[APP-14487] Update viam-agent to parse and authenticate with API keys

[danielbotros]

Description

APP-14487 Update viam-agent to parse and authenticate with API keys

• Similar to RDK side of changes found here
• Changes related to the Cloud part of the config in order to parse and validate API keys in order to use them as the primary auth credentials moving forward, using secrets as a fallback.
• Changes related to propagating API keys to anywhere we need to authenticate (i.e. Net appender) or reading/writing config/creds.

Testing

Config used / manually modified:

{"cloud":{"app_address":"https://app.viam.com:443","id":"<id-value>","secret":"<secret-value>", "api_key":{"id":"<api-key-id>","value":"<api-key-value>"}}}

• I tested connecting a agent managed robot to prod app using both a robot part secret, an API key, and both.

[danielbotros]

Need to wait for RDK release with other changes to upgrade RDK version and to test on a PI before merging, but hoping to get some eyes on beforehand.

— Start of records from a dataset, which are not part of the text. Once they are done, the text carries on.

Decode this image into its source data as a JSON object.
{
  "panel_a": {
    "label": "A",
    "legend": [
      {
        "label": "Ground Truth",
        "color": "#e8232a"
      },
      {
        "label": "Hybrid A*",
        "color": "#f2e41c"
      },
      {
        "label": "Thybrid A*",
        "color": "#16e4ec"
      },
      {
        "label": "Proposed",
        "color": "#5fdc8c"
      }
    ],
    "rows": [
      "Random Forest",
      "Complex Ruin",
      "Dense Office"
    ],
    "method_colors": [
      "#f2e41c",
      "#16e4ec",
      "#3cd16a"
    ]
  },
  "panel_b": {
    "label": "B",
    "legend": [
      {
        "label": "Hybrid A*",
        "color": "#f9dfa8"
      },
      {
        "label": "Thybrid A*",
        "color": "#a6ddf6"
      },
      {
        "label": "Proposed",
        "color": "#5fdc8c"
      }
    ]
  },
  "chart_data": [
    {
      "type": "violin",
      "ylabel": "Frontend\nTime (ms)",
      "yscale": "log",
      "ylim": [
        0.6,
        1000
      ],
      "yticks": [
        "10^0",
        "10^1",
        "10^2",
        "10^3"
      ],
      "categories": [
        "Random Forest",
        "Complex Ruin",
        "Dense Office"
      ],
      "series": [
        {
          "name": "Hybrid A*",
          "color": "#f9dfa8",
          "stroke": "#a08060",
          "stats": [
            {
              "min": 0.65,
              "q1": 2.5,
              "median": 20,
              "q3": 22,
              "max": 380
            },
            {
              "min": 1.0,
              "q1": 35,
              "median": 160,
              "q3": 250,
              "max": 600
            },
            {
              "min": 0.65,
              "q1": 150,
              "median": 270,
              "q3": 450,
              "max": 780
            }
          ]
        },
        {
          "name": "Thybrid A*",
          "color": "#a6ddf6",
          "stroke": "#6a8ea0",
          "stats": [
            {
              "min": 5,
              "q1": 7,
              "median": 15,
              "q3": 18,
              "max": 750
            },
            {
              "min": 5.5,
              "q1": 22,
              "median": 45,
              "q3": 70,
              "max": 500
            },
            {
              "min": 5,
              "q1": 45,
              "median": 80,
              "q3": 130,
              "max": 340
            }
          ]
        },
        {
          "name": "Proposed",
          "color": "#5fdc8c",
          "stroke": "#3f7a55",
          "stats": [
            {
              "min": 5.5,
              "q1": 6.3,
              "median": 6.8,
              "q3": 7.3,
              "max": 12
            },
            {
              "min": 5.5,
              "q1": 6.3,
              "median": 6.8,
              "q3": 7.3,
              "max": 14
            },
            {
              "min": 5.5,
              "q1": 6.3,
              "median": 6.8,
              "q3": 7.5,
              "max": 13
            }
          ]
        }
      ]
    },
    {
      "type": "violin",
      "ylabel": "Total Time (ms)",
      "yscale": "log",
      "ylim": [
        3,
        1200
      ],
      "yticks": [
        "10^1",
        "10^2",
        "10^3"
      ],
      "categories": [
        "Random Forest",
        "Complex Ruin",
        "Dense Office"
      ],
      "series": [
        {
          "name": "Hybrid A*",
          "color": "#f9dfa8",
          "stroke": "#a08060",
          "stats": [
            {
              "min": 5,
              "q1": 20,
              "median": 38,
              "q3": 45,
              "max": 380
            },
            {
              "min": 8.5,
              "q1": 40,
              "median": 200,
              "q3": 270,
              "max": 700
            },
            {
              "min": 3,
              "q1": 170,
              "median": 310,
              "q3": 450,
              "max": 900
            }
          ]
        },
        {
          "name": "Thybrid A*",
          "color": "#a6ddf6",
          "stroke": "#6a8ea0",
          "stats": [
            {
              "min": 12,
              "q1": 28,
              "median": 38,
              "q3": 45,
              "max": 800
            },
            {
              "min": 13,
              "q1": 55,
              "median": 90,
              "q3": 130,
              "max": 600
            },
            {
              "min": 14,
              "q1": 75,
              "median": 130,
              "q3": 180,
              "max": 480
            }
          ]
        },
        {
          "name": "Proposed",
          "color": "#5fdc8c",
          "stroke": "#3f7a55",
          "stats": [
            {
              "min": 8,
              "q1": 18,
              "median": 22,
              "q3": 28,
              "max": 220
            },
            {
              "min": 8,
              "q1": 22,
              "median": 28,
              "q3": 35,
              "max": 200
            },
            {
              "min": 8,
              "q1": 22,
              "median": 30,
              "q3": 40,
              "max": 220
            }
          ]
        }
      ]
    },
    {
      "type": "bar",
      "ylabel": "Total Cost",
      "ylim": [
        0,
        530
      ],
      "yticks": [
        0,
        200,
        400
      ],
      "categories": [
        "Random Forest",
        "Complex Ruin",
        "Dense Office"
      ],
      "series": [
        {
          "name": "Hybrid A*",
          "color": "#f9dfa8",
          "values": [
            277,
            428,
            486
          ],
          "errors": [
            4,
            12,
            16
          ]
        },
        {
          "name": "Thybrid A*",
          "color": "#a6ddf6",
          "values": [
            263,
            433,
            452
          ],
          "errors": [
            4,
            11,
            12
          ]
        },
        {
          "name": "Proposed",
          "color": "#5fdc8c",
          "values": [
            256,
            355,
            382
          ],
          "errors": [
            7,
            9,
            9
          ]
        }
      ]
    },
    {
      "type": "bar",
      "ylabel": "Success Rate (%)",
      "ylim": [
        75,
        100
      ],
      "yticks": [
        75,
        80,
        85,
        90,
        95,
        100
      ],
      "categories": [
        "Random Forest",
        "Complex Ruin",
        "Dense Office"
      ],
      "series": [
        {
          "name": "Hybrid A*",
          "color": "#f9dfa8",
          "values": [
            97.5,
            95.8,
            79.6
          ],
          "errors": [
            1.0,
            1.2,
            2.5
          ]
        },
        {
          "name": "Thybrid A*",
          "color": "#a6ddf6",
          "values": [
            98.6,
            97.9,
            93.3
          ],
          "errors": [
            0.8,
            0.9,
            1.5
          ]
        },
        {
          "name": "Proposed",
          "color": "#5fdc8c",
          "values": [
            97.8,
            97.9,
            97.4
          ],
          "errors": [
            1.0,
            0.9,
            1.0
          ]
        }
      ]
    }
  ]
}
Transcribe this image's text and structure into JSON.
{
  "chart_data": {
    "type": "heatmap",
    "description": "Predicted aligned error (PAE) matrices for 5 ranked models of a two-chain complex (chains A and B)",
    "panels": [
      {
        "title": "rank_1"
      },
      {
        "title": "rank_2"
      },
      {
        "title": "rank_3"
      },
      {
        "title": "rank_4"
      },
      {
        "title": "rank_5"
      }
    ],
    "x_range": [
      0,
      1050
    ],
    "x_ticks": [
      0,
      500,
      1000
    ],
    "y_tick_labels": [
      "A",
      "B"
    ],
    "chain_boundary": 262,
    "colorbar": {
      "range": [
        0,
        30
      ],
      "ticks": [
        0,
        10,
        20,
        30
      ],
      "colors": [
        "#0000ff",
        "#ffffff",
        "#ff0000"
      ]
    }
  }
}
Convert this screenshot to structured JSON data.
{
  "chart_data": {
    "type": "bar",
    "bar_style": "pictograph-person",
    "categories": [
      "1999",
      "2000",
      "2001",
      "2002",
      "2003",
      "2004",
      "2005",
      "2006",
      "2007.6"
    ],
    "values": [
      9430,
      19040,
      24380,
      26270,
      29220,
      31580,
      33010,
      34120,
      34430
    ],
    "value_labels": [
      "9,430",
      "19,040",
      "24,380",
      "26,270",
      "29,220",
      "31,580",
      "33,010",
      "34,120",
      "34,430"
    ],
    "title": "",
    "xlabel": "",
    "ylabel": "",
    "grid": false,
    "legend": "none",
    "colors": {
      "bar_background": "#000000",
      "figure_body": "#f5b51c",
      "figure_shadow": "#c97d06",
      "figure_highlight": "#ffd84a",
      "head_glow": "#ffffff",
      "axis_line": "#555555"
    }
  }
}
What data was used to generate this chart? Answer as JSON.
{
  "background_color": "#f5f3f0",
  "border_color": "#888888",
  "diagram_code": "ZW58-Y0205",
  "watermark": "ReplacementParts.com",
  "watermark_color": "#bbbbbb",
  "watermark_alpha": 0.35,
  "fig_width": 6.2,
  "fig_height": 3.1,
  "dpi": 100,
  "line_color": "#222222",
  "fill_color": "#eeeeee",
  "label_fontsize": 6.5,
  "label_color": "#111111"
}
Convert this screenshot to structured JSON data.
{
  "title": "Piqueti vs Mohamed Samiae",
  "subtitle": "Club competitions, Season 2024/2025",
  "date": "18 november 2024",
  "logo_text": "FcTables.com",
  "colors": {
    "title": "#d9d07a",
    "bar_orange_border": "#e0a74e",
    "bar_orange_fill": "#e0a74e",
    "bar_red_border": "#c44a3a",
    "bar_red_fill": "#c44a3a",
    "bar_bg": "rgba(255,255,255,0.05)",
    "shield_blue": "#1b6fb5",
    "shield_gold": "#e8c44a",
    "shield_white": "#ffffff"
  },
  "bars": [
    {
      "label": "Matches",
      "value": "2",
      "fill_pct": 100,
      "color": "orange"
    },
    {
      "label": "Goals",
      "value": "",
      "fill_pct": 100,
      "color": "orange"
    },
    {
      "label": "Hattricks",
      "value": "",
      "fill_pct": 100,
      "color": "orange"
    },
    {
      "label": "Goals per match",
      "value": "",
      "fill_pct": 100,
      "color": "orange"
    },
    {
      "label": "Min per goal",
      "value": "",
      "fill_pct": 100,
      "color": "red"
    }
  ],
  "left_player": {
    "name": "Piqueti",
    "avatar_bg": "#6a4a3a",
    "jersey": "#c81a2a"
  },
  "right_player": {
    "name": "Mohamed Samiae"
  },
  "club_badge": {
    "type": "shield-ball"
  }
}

I'm running in various linter dependency issues with upgrading the RDK. I need to add replace github.com/nunnatsa/ginkgolinter => github.com/nunnatsa/ginkgolinter v0.16.2 to go.mod otherwise I get these errors:

go: finding module for package github.com/nunnatsa/ginkgolinter/types
go: github.com/golangci/golangci-lint/cmd/golangci-lint imports
        github.com/golangci/golangci-lint/pkg/commands imports
        github.com/golangci/golangci-lint/pkg/lint/lintersdb imports
        github.com/golangci/golangci-lint/pkg/golinters/ginkgolinter imports
        github.com/nunnatsa/ginkgolinter/types: module github.com/nunnatsa/ginkgolinter@latest found (v0.21.2), but does not contain package github.com/nunnatsa/ginkgolinter/types

yet I still cannot lint because of this error:

../../go/pkg/mod/github.com/golangci/golangci-lint@v1.64.5/pkg/golinters/dupl/dupl.go:8:2: import "github.com/golangci/dupl" is a program, not an importable package

[edobranov]

Should this say "key" instead of "value" to be consistent with https://github.com/viamrobotics/app/pull/10703?

[danielbotros]

Yeah good catch thank you!

[edobranov]

Not sure what this function does and I see that we still have n.portalData.input.Secret = cloud.GetSecret() in the other file, but do we indeed want to require that both a secret and API key is present here?

Mostly wondering about the intention since it goes against how you tested connecting and we're using && in parseOpts.

[danielbotros]

I don't have a strong opinion of requiring both, but the intention was just to check that at least one of API key or secret exists in the cloud config so if secrets ever get removed this code doesn't need to be updated.

The logic in parseOpts is a bit hard to read so I might try to refactor it but that is enforcing that if one cloud config field is present then we must have a fully valid cloud config (that is, at least of API key or secret exists), but an empty cloud config is also ok. Whereas these checks enforce that we always have a complete cloud config (empty not ok), completing meaning at least one of API key or secret.

[edobranov]

completing meaning at least one of API key or secret.

Right, I think right now we're returning an error if one is missing here. It'd have to be && for us to allow one to be missing.

[danielbotros]

Oops yeah you are right. I was thinking these if-statements were the allowable conditions not the error condition.

[edobranov]

(same as my other question, probably gonna be the same answer)

[cheukt]

did you test the bt provisioning flow and how did you do it?